Monday, December 2nd, 2019 00:00 |
Then Education Cabinet Secretary Fred Matiang’i flags off a container of machine spare parts for export to China at Kabete Technical Training Institute, Nairobi, in 2016. The parts were fabricated by students at the college. Photo/PD/CLEMENT KAMAU

Despite fast expansion of Technical and Vocational Education and Training (Tvet) institutions, thousands of desperate youth cannot access information about training opportunities in colleges.

Many others cannot access jobs, the most disadvantaged being females, those from poor families and others whose parents are less educated, a study released last week has revealed.

The report says also suffering are youth who do not belong to any community social groups and youth living in arid areas or in the western region.

 “These are also the youth with the lowest levels of competencies,” says the study dubbed Whole Youth Development in Kenya.
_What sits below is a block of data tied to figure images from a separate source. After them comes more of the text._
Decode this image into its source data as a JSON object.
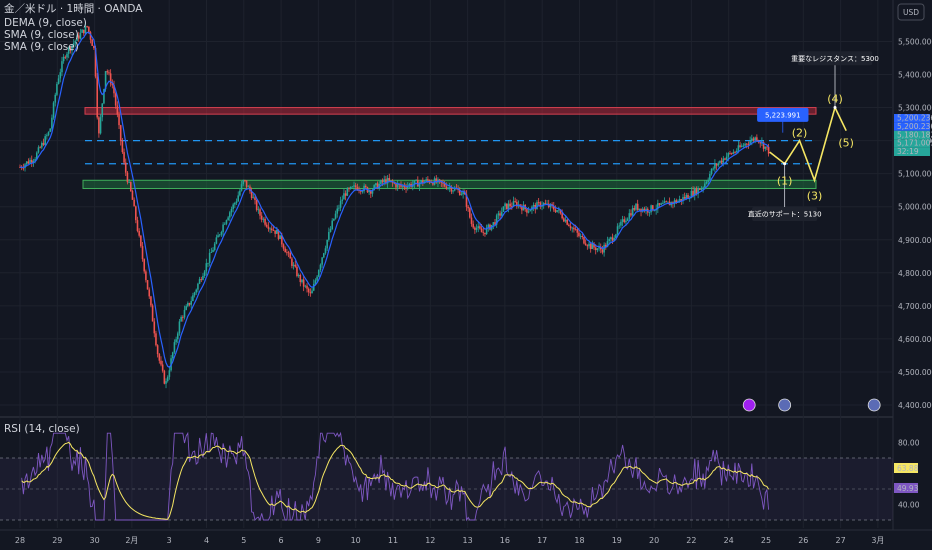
{
  "legend": {
    "symbol": "金／米ドル · 1時間 · OANDA",
    "dema": "DEMA (9, close)",
    "sma1": "SMA (9, close)",
    "sma2": "SMA (9, close)",
    "rsi": "RSI (14, close)"
  },
  "currency": "USD",
  "colors": {
    "background": "#131722",
    "up": "#26a69a",
    "down": "#ef5350",
    "dema": "#2962ff",
    "rsi_line": "#7e57c2",
    "rsi_ma": "#f5e663",
    "wave": "#f5e663",
    "resistance_zone": "#b2283a",
    "support_zone": "#1e6b3c",
    "dashed": "#2196f3"
  },
  "chart_data": [
    {
      "type": "candlestick",
      "title": "金／米ドル · 1時間 · OANDA",
      "ylim": [
        4380,
        5620
      ],
      "y_ticks": [
        "5,500.000",
        "5,400.000",
        "5,300.000",
        "5,200.000",
        "5,100.000",
        "5,000.000",
        "4,900.000",
        "4,800.000",
        "4,700.000",
        "4,600.000",
        "4,500.000",
        "4,400.000"
      ],
      "x_ticks": [
        "28",
        "29",
        "30",
        "2月",
        "3",
        "4",
        "5",
        "6",
        "9",
        "10",
        "11",
        "12",
        "13",
        "16",
        "17",
        "18",
        "19",
        "20",
        "22",
        "24",
        "25",
        "26",
        "27",
        "3月"
      ],
      "price_path": [
        [
          0,
          5120
        ],
        [
          0.4,
          5150
        ],
        [
          0.8,
          5230
        ],
        [
          1.0,
          5380
        ],
        [
          1.2,
          5460
        ],
        [
          1.6,
          5520
        ],
        [
          1.8,
          5545
        ],
        [
          2.0,
          5470
        ],
        [
          2.1,
          5200
        ],
        [
          2.3,
          5420
        ],
        [
          2.5,
          5360
        ],
        [
          2.8,
          5120
        ],
        [
          3.0,
          5030
        ],
        [
          3.2,
          4900
        ],
        [
          3.5,
          4700
        ],
        [
          3.7,
          4550
        ],
        [
          3.9,
          4460
        ],
        [
          4.1,
          4560
        ],
        [
          4.3,
          4660
        ],
        [
          4.6,
          4720
        ],
        [
          4.9,
          4800
        ],
        [
          5.2,
          4880
        ],
        [
          5.5,
          4960
        ],
        [
          5.8,
          5020
        ],
        [
          6.0,
          5080
        ],
        [
          6.2,
          5040
        ],
        [
          6.4,
          4980
        ],
        [
          6.6,
          4950
        ],
        [
          6.9,
          4920
        ],
        [
          7.2,
          4850
        ],
        [
          7.5,
          4780
        ],
        [
          7.8,
          4730
        ],
        [
          8.1,
          4850
        ],
        [
          8.4,
          4960
        ],
        [
          8.7,
          5040
        ],
        [
          9.0,
          5060
        ],
        [
          9.4,
          5050
        ],
        [
          9.8,
          5080
        ],
        [
          10.2,
          5060
        ],
        [
          10.6,
          5070
        ],
        [
          11.0,
          5080
        ],
        [
          11.5,
          5060
        ],
        [
          11.9,
          5040
        ],
        [
          12.1,
          4950
        ],
        [
          12.4,
          4920
        ],
        [
          12.7,
          4950
        ],
        [
          13.0,
          5000
        ],
        [
          13.3,
          5010
        ],
        [
          13.6,
          4990
        ],
        [
          14.0,
          5010
        ],
        [
          14.4,
          4990
        ],
        [
          14.7,
          4950
        ],
        [
          15.0,
          4910
        ],
        [
          15.3,
          4880
        ],
        [
          15.6,
          4870
        ],
        [
          15.9,
          4910
        ],
        [
          16.2,
          4960
        ],
        [
          16.5,
          5000
        ],
        [
          16.8,
          4990
        ],
        [
          17.1,
          5000
        ],
        [
          17.4,
          5010
        ],
        [
          17.7,
          5020
        ],
        [
          18.0,
          5040
        ],
        [
          18.3,
          5060
        ],
        [
          18.6,
          5120
        ],
        [
          18.9,
          5150
        ],
        [
          19.2,
          5170
        ],
        [
          19.5,
          5195
        ],
        [
          19.75,
          5210
        ],
        [
          19.9,
          5190
        ],
        [
          20.1,
          5165
        ]
      ],
      "annotations": {
        "resistance_label": "重要なレジスタンス：5300",
        "support_label": "直近のサポート：5130",
        "price_tag": "5,223.991",
        "right_tags": [
          "5,200.236",
          "5,200.236",
          "5,180.182",
          "5,171.005",
          "32:19"
        ],
        "wave_labels": [
          "(1)",
          "(2)",
          "(3)",
          "(4)",
          "(5)"
        ],
        "dashed_levels": [
          5200,
          5130
        ],
        "resistance_zone": [
          5280,
          5300
        ],
        "support_zone": [
          5055,
          5080
        ]
      }
    },
    {
      "type": "line",
      "title": "RSI (14, close)",
      "ylim": [
        30,
        90
      ],
      "y_ticks": [
        "80.00",
        "40.00"
      ],
      "last_values": [
        "63.88",
        "49.93"
      ],
      "bands": [
        70,
        30
      ]
    }
  ]
}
It is a synthesis of evidence from three recent studies on local youth capabilities. 

State funding 

Since 2013, the State has instituted reforms to drive up the growth of Tvet institutions and achieve an enrolment target of 3.1 million over the next five years.
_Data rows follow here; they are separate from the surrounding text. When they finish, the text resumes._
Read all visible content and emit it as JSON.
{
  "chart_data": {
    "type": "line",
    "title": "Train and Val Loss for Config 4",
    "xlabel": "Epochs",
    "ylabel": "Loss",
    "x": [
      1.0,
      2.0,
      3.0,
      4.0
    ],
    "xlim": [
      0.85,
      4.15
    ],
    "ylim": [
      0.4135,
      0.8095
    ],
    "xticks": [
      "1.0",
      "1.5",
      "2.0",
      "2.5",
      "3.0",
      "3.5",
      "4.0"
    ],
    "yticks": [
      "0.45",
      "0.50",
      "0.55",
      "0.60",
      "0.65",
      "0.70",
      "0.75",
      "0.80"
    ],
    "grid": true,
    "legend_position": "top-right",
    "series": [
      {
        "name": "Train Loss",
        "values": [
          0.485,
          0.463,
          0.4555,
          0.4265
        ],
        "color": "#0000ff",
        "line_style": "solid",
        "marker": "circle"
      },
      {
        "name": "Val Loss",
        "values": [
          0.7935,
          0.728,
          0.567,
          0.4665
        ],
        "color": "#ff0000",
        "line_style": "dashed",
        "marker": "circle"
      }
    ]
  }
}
In the 2018/19 budget, Tvet was allocated Sh16 billion, about three per cent of the total Education Ministry budget. 

Apart from State funding, growing support from development partners, county governments and CDF (constituency development funds) has boosted construction and employment of tutors in the institutions, as well as supply of equipment worth billions of shillings. 

However, according to the research released by Zizi Afrique, Youth Not in Employment, Education and Training (Neet) in Kenya,  much of the information on opportunities may not be reaching the youth who need it most. 
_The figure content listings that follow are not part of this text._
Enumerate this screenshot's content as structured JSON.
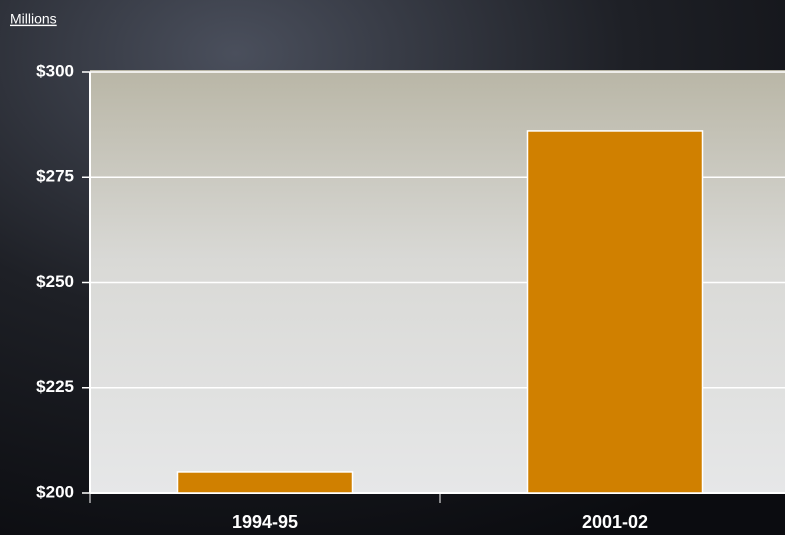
{
  "chart_data": {
    "type": "bar",
    "y_unit_label": "Millions",
    "categories": [
      "1994-95",
      "2001-02"
    ],
    "values": [
      205,
      286
    ],
    "color": "#d08000",
    "ylim": [
      200,
      300
    ],
    "yticks": [
      {
        "value": 200,
        "label": "$200"
      },
      {
        "value": 225,
        "label": "$225"
      },
      {
        "value": 250,
        "label": "$250"
      },
      {
        "value": 275,
        "label": "$275"
      },
      {
        "value": 300,
        "label": "$300"
      }
    ],
    "grid": true
  }
}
And while half of the youth have no knowledge about the Tvet institution next to them, two thirds receive information through word of mouth. 

Yet, 58 per cent of youth see vocational training as the most useful in finding a job and only 15 per cent see university training as most useful in finding employment.

The study recommends that in making Tvets accessible, there is need to make equity and inclusion key considerations.

“Soft skills such as intra-personal, decision making, respect, trust and entrepreneurship need to be included as part of the curriculum,” says Mudit Sharma, a researcher with Dalberg Design.

The flat-rate capitation, fees subsidies and Higher Education Loans Board (Helb) loans are inadequate in reaching poor youth. “There is need to supplement these with targeted scholarships and other pro-poor strategies,” says Sharma. 

The study recommends that Tvet institutions create links and nurture relationships with employers. Each institution should  have an office that handles job and internship linkages and placements, rather than leaving this to chance. 


Interestingly, Vocational Training Centres (VTCs or village polytechnics) are enrolling larger populations of females, youth from poorer households and youth who have children. Around 40 per cent of the students enrolled in VTCs have primary education or less and nearly 13 per cent are already parents. 

Yet, the studies have shown that VTCs have much lower quality of training – no facilities, equipment, and few qualified trainers.

“There is need to review the funding to VTCs, especially examining the issues linked to adequacy and efficiency of grants recently released to county governments,” says the study.

However, the State is in the process of improving the curriculum with the development of Competence Based Education Training (CBET) framework aimed at improving the content of courses offered.

The first study, conducted by Dalberg Design is dubbed Youth Not in Employment, Education or Training; Enablers and Barriers towards Achieving Career and Life goals, focused on youth (15-25 years).  

The second survey of employers and employees in the formal and informal sectors to determine entry-level skills among youth (18-30) in employment, had earlier been released by Aga Khan University. 

The  third study, conducted by the African Population and Health Research Centre (APHRC),  focused on Tvet institutions. 

“Rapid changes and the incessant technological disruptions require a working force able to adapt and learn rapidly,” says Dr Moses Ngware, a researcher at APHRC.